If so , would a 9 volt battery have prevented the Cortex from resetting?
One thing I haven’t seen yet, are you using IME’s? Those have a chance of sending back static electricity and causing that issue. Both of our high school robots suffered from the same issue until we unplugged the IME’s.
It runs into the peg for like 2 seconds so it shouldn’t be stalling and we are not using IMEs, only rangefinders, gyro, quads, and a limit switch.
I mean we have been testing the autonomous for about 2 months including the same running into the peg, and it just now started restarting itself.
Sigh…
I was wondering, my programmer said it wouldn’t matter but we we haven’t tested the autonomous with vexnets all week, only usb. It made me wonder if it was only restarting because it wasn’t wireless.
I vote for the battery connector being the most likely culprit.

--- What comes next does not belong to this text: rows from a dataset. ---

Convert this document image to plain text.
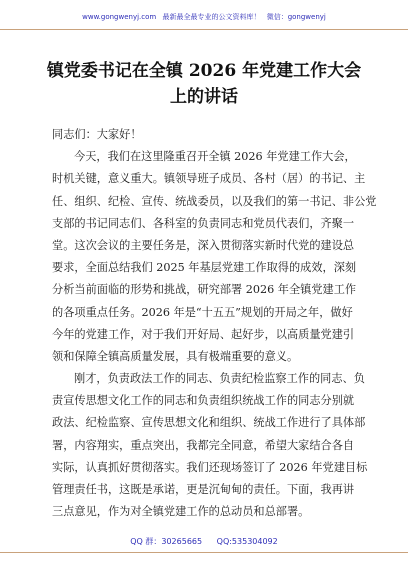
www.gongwenyj.com 最新最全最专业的公文资料库！ 微信：gongwenyj
镇党委书记在全镇 2026 年党建工作大会
上的讲话
同志们：大家好！
今天，我们在这里隆重召开全镇 2026 年党建工作大会，
时机关键，意义重大。镇领导班子成员、各村（居）的书记、主
任、组织、纪检、宣传、统战委员，以及我们的第一书记、非公党
支部的书记同志们、各科室的负责同志和党员代表们，齐聚一
堂。这次会议的主要任务是，深入贯彻落实新时代党的建设总
要求，全面总结我们 2025 年基层党建工作取得的成效，深刻
分析当前面临的形势和挑战，研究部署 2026 年全镇党建工作
的各项重点任务。2026 年是“十五五”规划的开局之年，做好
今年的党建工作，对于我们开好局、起好步，以高质量党建引
领和保障全镇高质量发展，具有极端重要的意义。
刚才，负责政法工作的同志、负责纪检监察工作的同志、负
责宣传思想文化工作的同志和负责组织统战工作的同志分别就
政法、纪检监察、宣传思想文化和组织、统战工作进行了具体部
署，内容翔实，重点突出，我都完全同意，希望大家结合各自
实际，认真抓好贯彻落实。我们还现场签订了 2026 年党建目标
管理责任书，这既是承诺，更是沉甸甸的责任。下面，我再讲
三点意见，作为对全镇党建工作的总动员和总部署。
QQ 群：30265665 QQ:535304092
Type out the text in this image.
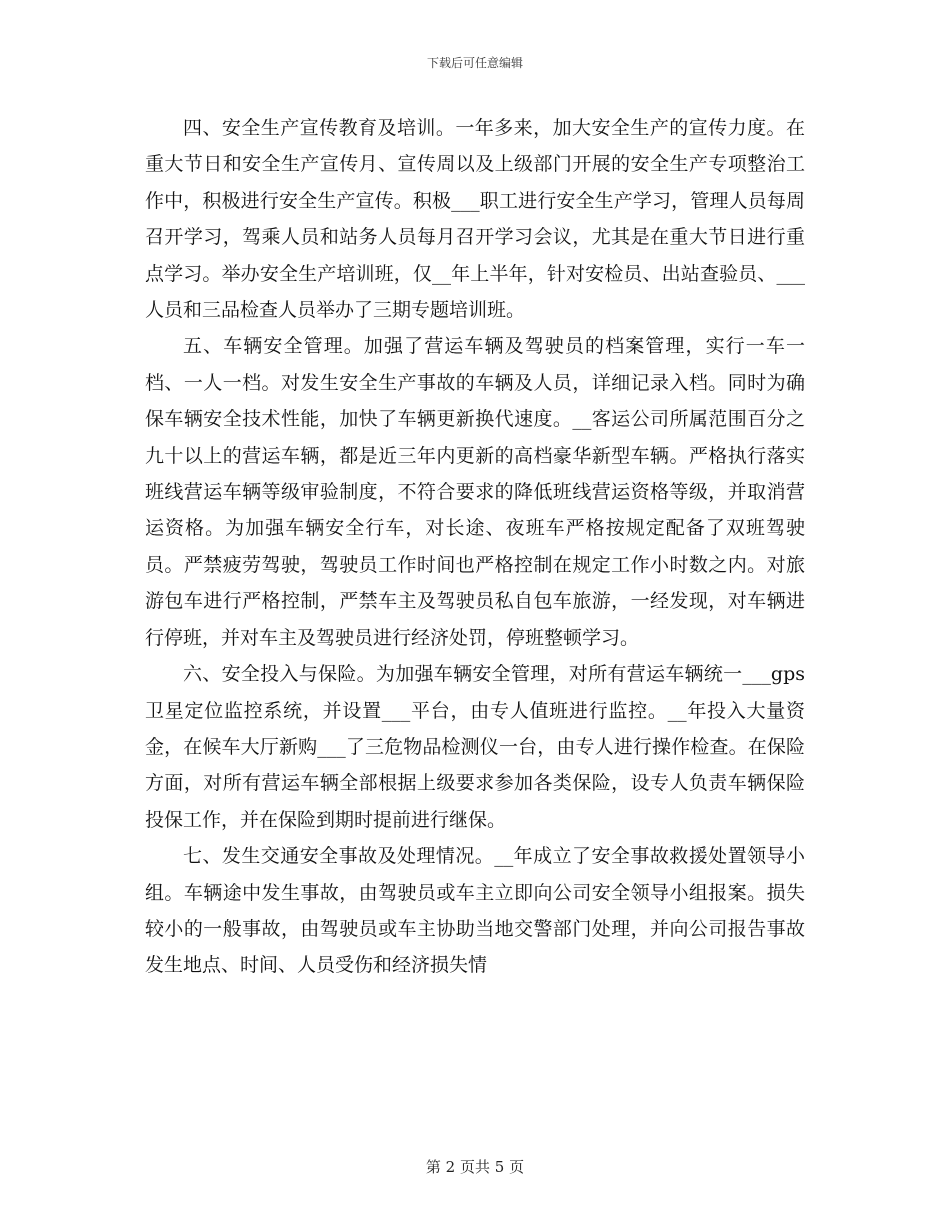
下载后可任意编辑

四、安全生产宣传教育及培训。一年多来，加大安全生产的宣传力度。在重大节日和安全生产宣传月、宣传周以及上级部门开展的安全生产专项整治工作中，积极进行安全生产宣传。积极___职工进行安全生产学习，管理人员每周召开学习，驾乘人员和站务人员每月召开学习会议，尤其是在重大节日进行重点学习。举办安全生产培训班，仅__年上半年，针对安检员、出站查验员、___人员和三品检查人员举办了三期专题培训班。

五、车辆安全管理。加强了营运车辆及驾驶员的档案管理，实行一车一档、一人一档。对发生安全生产事故的车辆及人员，详细记录入档。同时为确保车辆安全技术性能，加快了车辆更新换代速度。__客运公司所属范围百分之九十以上的营运车辆，都是近三年内更新的高档豪华新型车辆。严格执行落实班线营运车辆等级审验制度，不符合要求的降低班线营运资格等级，并取消营运资格。为加强车辆安全行车，对长途、夜班车严格按规定配备了双班驾驶员。严禁疲劳驾驶，驾驶员工作时间也严格控制在规定工作小时数之内。对旅游包车进行严格控制，严禁车主及驾驶员私自包车旅游，一经发现，对车辆进行停班，并对车主及驾驶员进行经济处罚，停班整顿学习。

六、安全投入与保险。为加强车辆安全管理，对所有营运车辆统一___gps卫星定位监控系统，并设置___平台，由专人值班进行监控。__年投入大量资金，在候车大厅新购___了三危物品检测仪一台，由专人进行操作检查。在保险方面，对所有营运车辆全部根据上级要求参加各类保险，设专人负责车辆保险投保工作，并在保险到期时提前进行继保。

七、发生交通安全事故及处理情况。__年成立了安全事故救援处置领导小组。车辆途中发生事故，由驾驶员或车主立即向公司安全领导小组报案。损失较小的一般事故，由驾驶员或车主协助当地交警部门处理，并向公司报告事故发生地点、时间、人员受伤和经济损失情

第 2 页共 5 页
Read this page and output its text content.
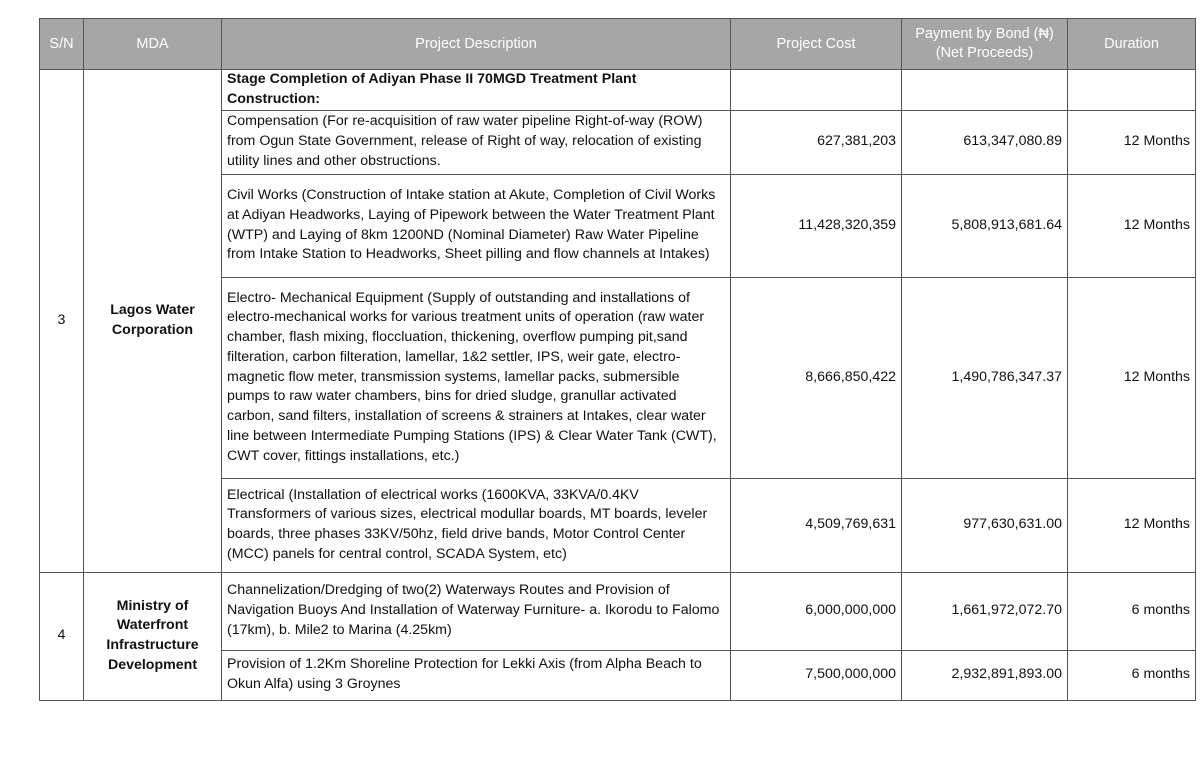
S/N	MDA	Project Description	Project Cost	Payment by Bond (₦) (Net Proceeds)	Duration
3	Lagos Water Corporation	Stage Completion of Adiyan Phase II 70MGD Treatment Plant Construction:			
		Compensation (For re-acquisition of raw water pipeline Right-of-way (ROW) from Ogun State Government, release of Right of way, relocation of existing utility lines and other obstructions.	627,381,203	613,347,080.89	12 Months
		Civil Works (Construction of Intake station at Akute, Completion of Civil Works at Adiyan Headworks, Laying of Pipework between the Water Treatment Plant (WTP) and Laying of 8km 1200ND (Nominal Diameter) Raw Water Pipeline from Intake Station to Headworks, Sheet pilling and flow channels at Intakes)	11,428,320,359	5,808,913,681.64	12 Months
		Electro- Mechanical Equipment (Supply of outstanding and installations of electro-mechanical works for various treatment units of operation (raw water chamber, flash mixing, floccluation, thickening, overflow pumping pit,sand filteration, carbon filteration, lamellar, 1&2 settler, IPS, weir gate, electro-magnetic flow meter, transmission systems, lamellar packs, submersible pumps to raw water chambers, bins for dried sludge, granullar activated carbon, sand filters, installation of screens & strainers at Intakes, clear water line between Intermediate Pumping Stations (IPS) & Clear Water Tank (CWT), CWT cover, fittings installations, etc.)	8,666,850,422	1,490,786,347.37	12 Months
		Electrical (Installation of electrical works (1600KVA, 33KVA/0.4KV Transformers of various sizes, electrical modullar boards, MT boards, leveler boards, three phases 33KV/50hz, field drive bands, Motor Control Center (MCC) panels for central control, SCADA System, etc)	4,509,769,631	977,630,631.00	12 Months
4	Ministry of Waterfront Infrastructure Development	Channelization/Dredging of two(2) Waterways Routes and Provision of Navigation Buoys And Installation of Waterway Furniture- a. Ikorodu to Falomo (17km), b. Mile2 to Marina (4.25km)	6,000,000,000	1,661,972,072.70	6 months
		Provision of 1.2Km Shoreline Protection for Lekki Axis (from Alpha Beach to Okun Alfa) using 3 Groynes	7,500,000,000	2,932,891,893.00	6 months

Second choice would be USB connector on the VEXnet key.
The 9v backup battery is only enabled when a competition switch or field control is connected. Sometimes students think it doesn’t help but they are practicing without a competition switch so it makes no difference. The 9v battery needs to be in good condition, when needed quite a lot of power is used to keep the cortex and VEXnet alive (although much less now with the white keys).
Static can cause the behavior you are describing, robot touches the field perimeter and discharges, cortex crashes and the ROBOTC watchdog timer resets after about 1 second. You would know if static is a problem, you would also occasionally experience the same static discharge when you touched the robot.
The key to figuring all this out is to look at the leds on the cortex and joystick, if you can describe accurately what you see we may be able to figure it out.
On friday I put in the battery, and connect both devices and pulled, wiggled and pushed on the battery connector and nothing happened at all, no problems.
Here is a link to a video of our cortex set up if that may help distinguish something. http://youtu.be/gSCl3m1j07Y
Since our competition was canceled today, I will try to video the cortex while doing autonomous to show what happens right when we hit the wall if that may help.
Our field does produce a lot of static when we sit on it I’ve noticed.
Using a humidifier in the room with your field might help reduce static. I’ve also seen teachers spray the field with Static Guard fabric spray or something else like it.